В размышлениях о том, куда ехать, что с собой брать, как сделать так, чтобы Яник её нашёл, прошли ещё два месяца. Уезжать Ося решила летом: проще с одеждой, проще с едой, проще найти ночлег или подработать. К лету она заработает ещё немного денег, летом Петя уедет с матерью на дачу. Он любит дачу, расставание не будет таким болезненным. Летом легче путешествовать, легче проскочить зайцем, легче спрятаться. Так она уговаривала себя, но упрямый внутренний голос не желал слушать логических рассуждений, а просто повторял: «Беги, пока не поздно».

В беспрерывных спорах с самой собой она дожила до конца весны, попрощалась с Петей и Татьяной Дмитриевной, продала букинисту книги и альбомы, собрала старый Яникин чемодан, обвязав его для надёжности верёвкой, купила билет до Свердловска, села на стул посреди пустой комнаты и начала прощаться – с детством, с юностью, с матерью, с Яником, с картинами, со всем, что дорого ей было в жизни и что уходило, исчезало, таяло, оставляя после себя незаполняемую пустоту.

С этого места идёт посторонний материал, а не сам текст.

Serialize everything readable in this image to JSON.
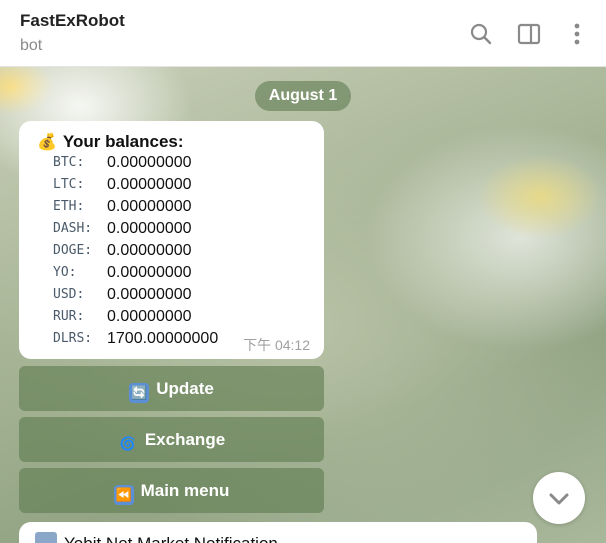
{
  "header": {
    "title": "FastExRobot",
    "subtitle": "bot",
    "icons": [
      "search-icon",
      "sidebar-toggle-icon",
      "more-vertical-icon"
    ]
  },
  "chat": {
    "date_pill": "August 1",
    "balance_message": {
      "emoji": "💰",
      "heading": "Your balances:",
      "rows": [
        {
          "currency": "BTC:",
          "value": "0.00000000"
        },
        {
          "currency": "LTC:",
          "value": "0.00000000"
        },
        {
          "currency": "ETH:",
          "value": "0.00000000"
        },
        {
          "currency": "DASH:",
          "value": "0.00000000"
        },
        {
          "currency": "DOGE:",
          "value": "0.00000000"
        },
        {
          "currency": "YO:",
          "value": "0.00000000"
        },
        {
          "currency": "USD:",
          "value": "0.00000000"
        },
        {
          "currency": "RUR:",
          "value": "0.00000000"
        },
        {
          "currency": "DLRS:",
          "value": "1700.00000000"
        }
      ],
      "time": "下午 04:12"
    },
    "keyboard": [
      {
        "label": "Update",
        "icon": "refresh-icon",
        "emoji": "🔄"
      },
      {
        "label": "Exchange",
        "icon": "cyclone-icon",
        "emoji": "🌀"
      },
      {
        "label": "Main menu",
        "icon": "rewind-icon",
        "emoji": "⏪"
      }
    ],
    "next_message": {
      "text": "Yobit Net Market Notification"
    }
  },
  "colors": {
    "keyboard_button": "#5f7d50",
    "date_pill": "#6e875f"
  }
}
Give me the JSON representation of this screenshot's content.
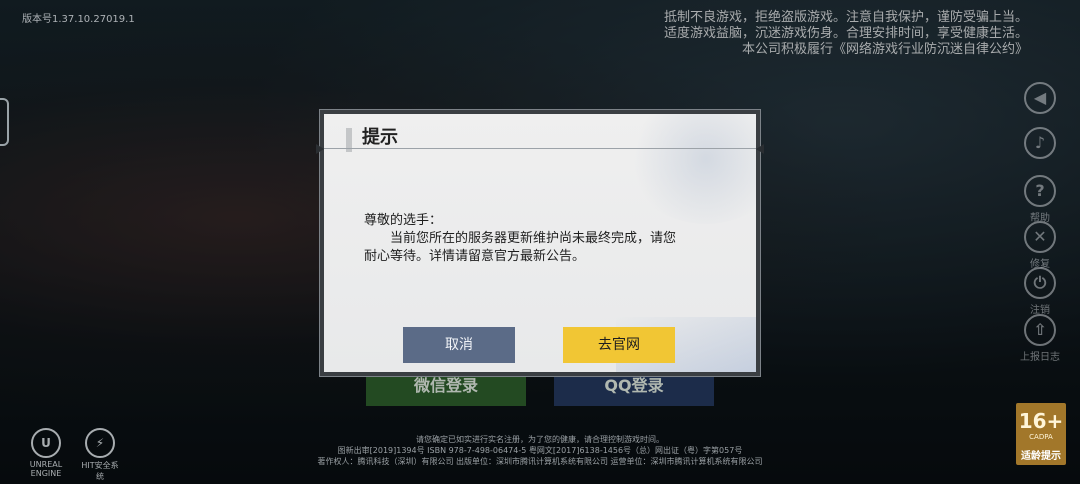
{
  "app": {
    "version": "版本号1.37.10.27019.1",
    "health_notice": [
      "抵制不良游戏，拒绝盗版游戏。注意自我保护，谨防受骗上当。",
      "适度游戏益脑，沉迷游戏伤身。合理安排时间，享受健康生活。",
      "本公司积极履行《网络游戏行业防沉迷自律公约》"
    ]
  },
  "sidebar": {
    "items": [
      {
        "label": "",
        "icon": "notice-icon",
        "glyph": "◀"
      },
      {
        "label": "",
        "icon": "volume-icon",
        "glyph": "🔊"
      },
      {
        "label": "帮助",
        "icon": "help-icon",
        "glyph": "?"
      },
      {
        "label": "修复",
        "icon": "repair-icon",
        "glyph": "✕"
      },
      {
        "label": "注销",
        "icon": "power-icon",
        "glyph": "⏻"
      },
      {
        "label": "上报日志",
        "icon": "upload-log-icon",
        "glyph": "⇧"
      }
    ]
  },
  "login": {
    "wechat_label": "微信登录",
    "qq_label": "QQ登录"
  },
  "footer": {
    "lines": [
      "请您确定已如实进行实名注册，为了您的健康，请合理控制游戏时间。",
      "图新出审[2019]1394号  ISBN 978-7-498-06474-5  粤网文[2017]6138-1456号（总）网出证（粤）字第057号",
      "著作权人：腾讯科技（深圳）有限公司   出版单位：深圳市腾讯计算机系统有限公司   运营单位：深圳市腾讯计算机系统有限公司"
    ],
    "logos": [
      {
        "name": "UNREAL",
        "sub": "ENGINE",
        "icon": "unreal-engine-logo-icon"
      },
      {
        "name": "HIT安全系统",
        "sub": "",
        "icon": "hit-security-logo-icon"
      }
    ],
    "age_rating": {
      "number": "16+",
      "sub": "CADPA",
      "label": "适龄提示"
    }
  },
  "dialog": {
    "title": "提示",
    "greeting": "尊敬的选手：",
    "body_line1": "当前您所在的服务器更新维护尚未最终完成，请您",
    "body_line2": "耐心等待。详情请留意官方最新公告。",
    "cancel_label": "取消",
    "confirm_label": "去官网",
    "colors": {
      "cancel_bg": "#5b6b87",
      "confirm_bg": "#f1c634"
    }
  }
}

Кто-то постучал в дверь – властно, резко. Ося не испугалась, не удивилась, не расстроилась – просто встала со стула и открыла дверь, осознав, наконец, то, что всегда подсознательно ощущала: уехать ей не суждено.

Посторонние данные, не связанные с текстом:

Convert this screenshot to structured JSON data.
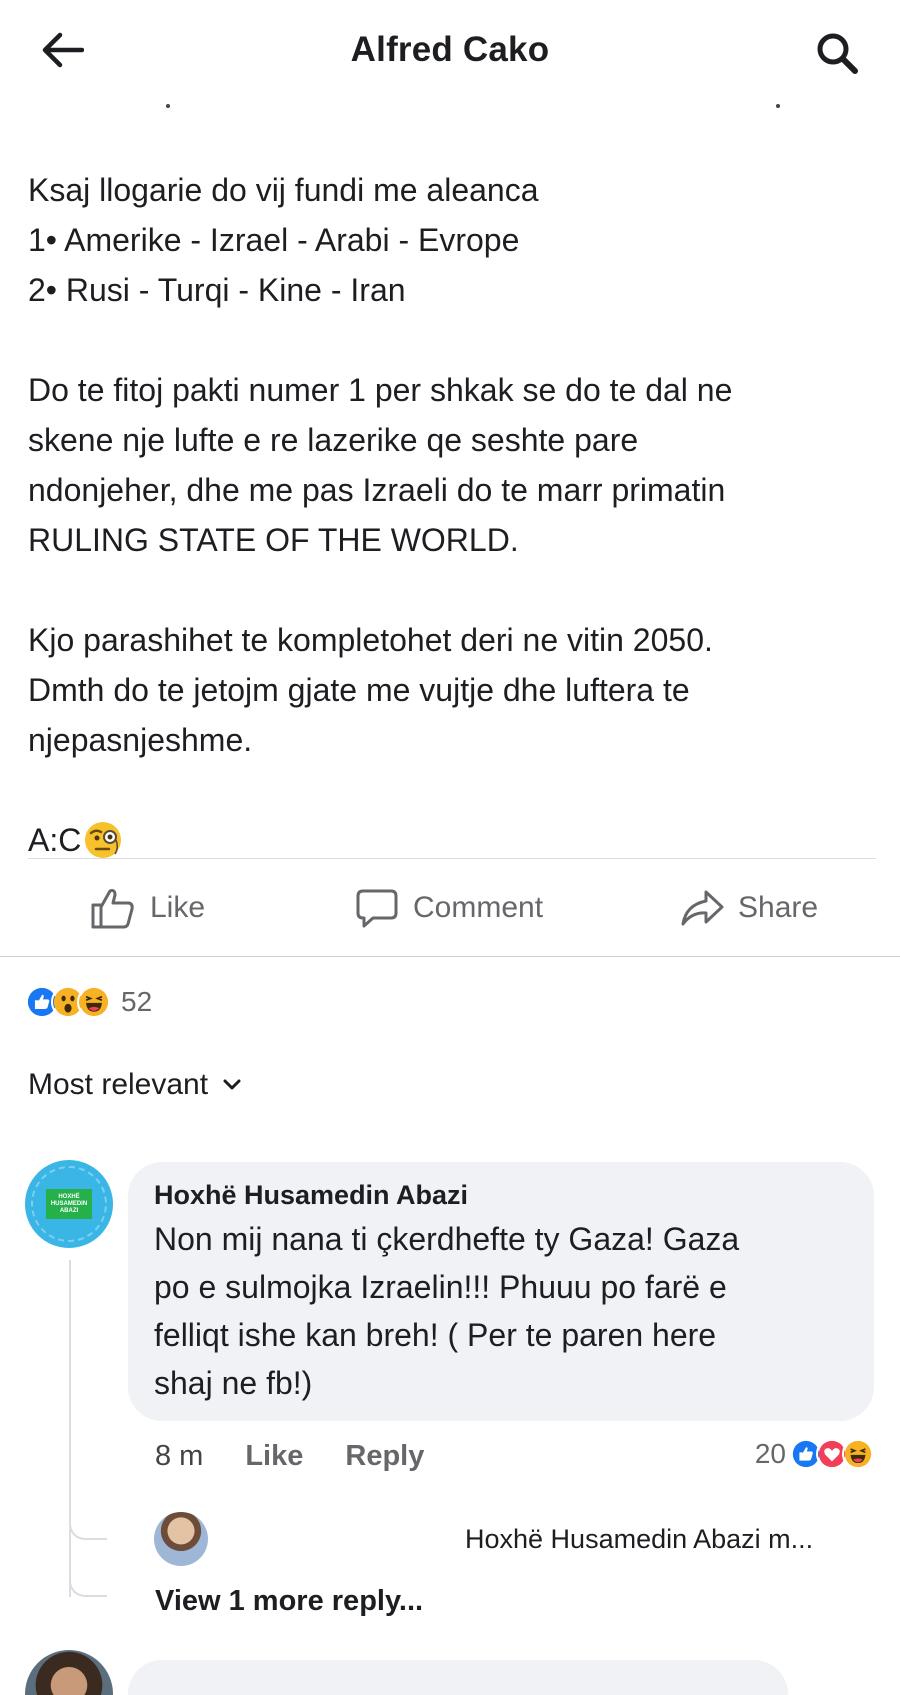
{
  "header": {
    "title": "Alfred Cako"
  },
  "post": {
    "lines_block1": [
      "Ksaj llogarie do vij fundi me aleanca",
      "1• Amerike - Izrael - Arabi - Evrope",
      "2• Rusi - Turqi - Kine - Iran"
    ],
    "lines_block2": [
      "Do te fitoj pakti numer 1 per shkak se do te dal ne",
      "skene nje lufte e re lazerike qe seshte pare",
      "ndonjeher, dhe me pas Izraeli do te marr primatin",
      "RULING STATE OF THE WORLD."
    ],
    "lines_block3": [
      "Kjo parashihet te kompletohet deri ne vitin 2050.",
      "Dmth do te jetojm gjate me vujtje dhe luftera te",
      "njepasnjeshme."
    ],
    "signature": "A:C",
    "signature_emoji": "face-with-monocle-emoji"
  },
  "actions": {
    "like": "Like",
    "comment": "Comment",
    "share": "Share"
  },
  "reactions": {
    "icons": [
      "like-icon",
      "wow-icon",
      "haha-icon"
    ],
    "count": "52"
  },
  "sort": {
    "label": "Most relevant"
  },
  "comment": {
    "author": "Hoxhë Husamedin Abazi",
    "avatar_badge": [
      "HOXHË",
      "HUSAMEDIN",
      "ABAZI"
    ],
    "text_lines": [
      "Non mij nana ti çkerdhefte ty Gaza! Gaza",
      "po e sulmojka Izraelin!!! Phuuu po farë e",
      "felliqt ishe kan breh! ( Per te paren here",
      "shaj ne fb!)"
    ],
    "time": "8 m",
    "like": "Like",
    "reply": "Reply",
    "reaction_count": "20",
    "reaction_icons": [
      "like-icon",
      "love-icon",
      "haha-icon"
    ]
  },
  "reply_preview": {
    "text": "Hoxhë Husamedin Abazi m..."
  },
  "more_replies": {
    "label": "View 1 more reply..."
  },
  "colors": {
    "like_blue": "#1877f2",
    "love_red": "#f33e58",
    "haha_yellow": "#f7b125",
    "bubble_bg": "#f0f2f5",
    "muted_text": "#65676b"
  }
}
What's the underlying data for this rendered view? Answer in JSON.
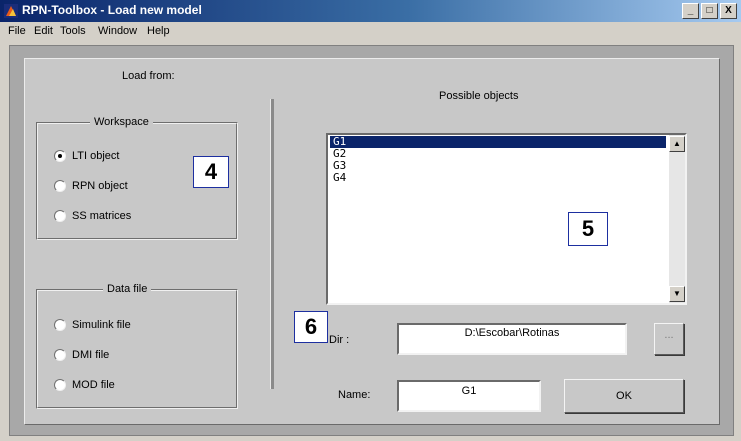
{
  "window": {
    "title": "RPN-Toolbox - Load new model",
    "controls": [
      "_",
      "□",
      "X"
    ]
  },
  "menu": [
    "File",
    "Edit",
    "Tools",
    "Window",
    "Help"
  ],
  "left": {
    "load_from": "Load from:",
    "workspace": {
      "title": "Workspace",
      "options": [
        {
          "label": "LTI object",
          "selected": true
        },
        {
          "label": "RPN object",
          "selected": false
        },
        {
          "label": "SS matrices",
          "selected": false
        }
      ]
    },
    "datafile": {
      "title": "Data file",
      "options": [
        {
          "label": "Simulink file",
          "selected": false
        },
        {
          "label": "DMI file",
          "selected": false
        },
        {
          "label": "MOD file",
          "selected": false
        }
      ]
    }
  },
  "right": {
    "possible_objects": "Possible objects",
    "objects": [
      "G1",
      "G2",
      "G3",
      "G4"
    ],
    "selected_object": "G1",
    "dir_label": "Dir :",
    "dir_value": "D:\\Escobar\\Rotinas",
    "browse_label": "...",
    "name_label": "Name:",
    "name_value": "G1",
    "ok_label": "OK"
  },
  "annotations": [
    "4",
    "5",
    "6"
  ],
  "colors": {
    "title_bar": "#0a246a",
    "selection": "#0a246a",
    "annotation_border": "#1d2fa0"
  }
}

В комнату вошли пятеро: дворник дядя Костя, оперуполномоченный в военной форме и ярко-синей фуражке с красным околышем, два милиционера, один совсем молоденький, видимо, стажёр, другой постарше, и Коля Аржанов. Запахло кожей, табаком и гуталином, и Ося подумала, что именно так и должна пахнуть беда – гуталином, табаком и кожей.

Военный поздоровался, спросил:

– Гражданка Ярмошевская Ольга Станиславовна? Ознакомьтесь с ордером на арест и обыск.

Ося взяла протянутую бумагу, начала читать, медленно складывая буквы в ничего не значащие, ускользающие слова. Милиционеры ходили по комнате, громко скрипя сапогами.

– Уезжать собрались, гражданка? – спросил военный, указывая на чемодан.

– Нет, просто была готова, – ответила Ося.

– К чему готова? – не понял военный.

– К вашему визиту.

– Значит, ощущаете за собой вину?

– Не больше, чем любой другой жилец этой квартиры, – сказала Ося. Теперь, когда худшее уже случилось, она наслаждалась этой давно забытой свободой от страха. – Не больше, чем любой другой житель этого города. У нас же у всех узелки под кроватью на всякий случай. А у меня вот – чемодан.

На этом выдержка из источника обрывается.